Here in Newark there have been more developments concerning the now infamous arch to celebrate the Queen's Golden Jubilee (four years ago). It remains tucked away, storage costs now inflated to over twice the original amount. The proposed new site cannot be provided with continuous security camera protection; essential now that people who know about these things have suddenly realised that vandals might graffiti it, climb on it and fall off, or break pieces of the coloured glass -- yes glass -- and use them as weapons. Recent suggestions from the public for its location vary from, "The bottom of the River Trent" to "The bottom of the Queen's garden." Meanwhile I'll continue to enjoy my holiday.
I'm off to Paris next weekend with son Joe and lovely daughter-in-law, Cat. Daughter Lucy returns from holiday with friends in Las Vegas and somewhere further south that's even hotter.

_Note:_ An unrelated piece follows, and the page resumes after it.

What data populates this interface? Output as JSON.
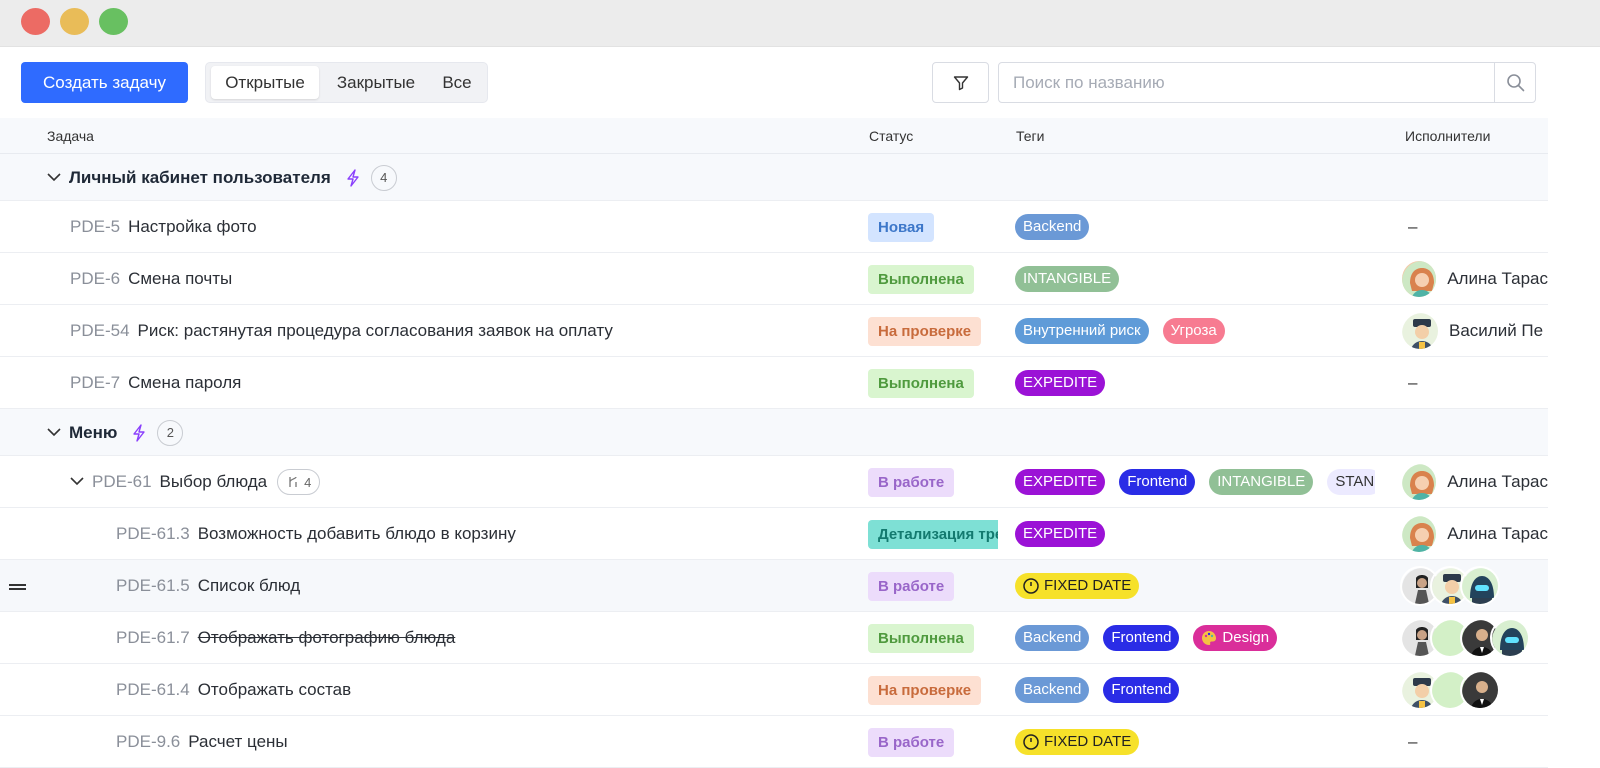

Then son Tom and family will be full of tales of their Mexican adventures when they return ... a long way from Skegness or "Skeggie," where I'll happily continue to put up the windbreak, eat the crunchy sandwiches and dip my toes in the attractively brown North Atlantic Sea.
Dear fellow Newarkers, enjoy your holidays/vacations; will be in touch with more tales from "Little Old England" soon.
P.S. Daisy the basset hound, now wearing a flea collar due to recent regular visits by a hedgehog that's taken to sitting in her food bowl of an evening while Daisy protects us by putting her face very close to aforementioned hedgehog and barking loudly.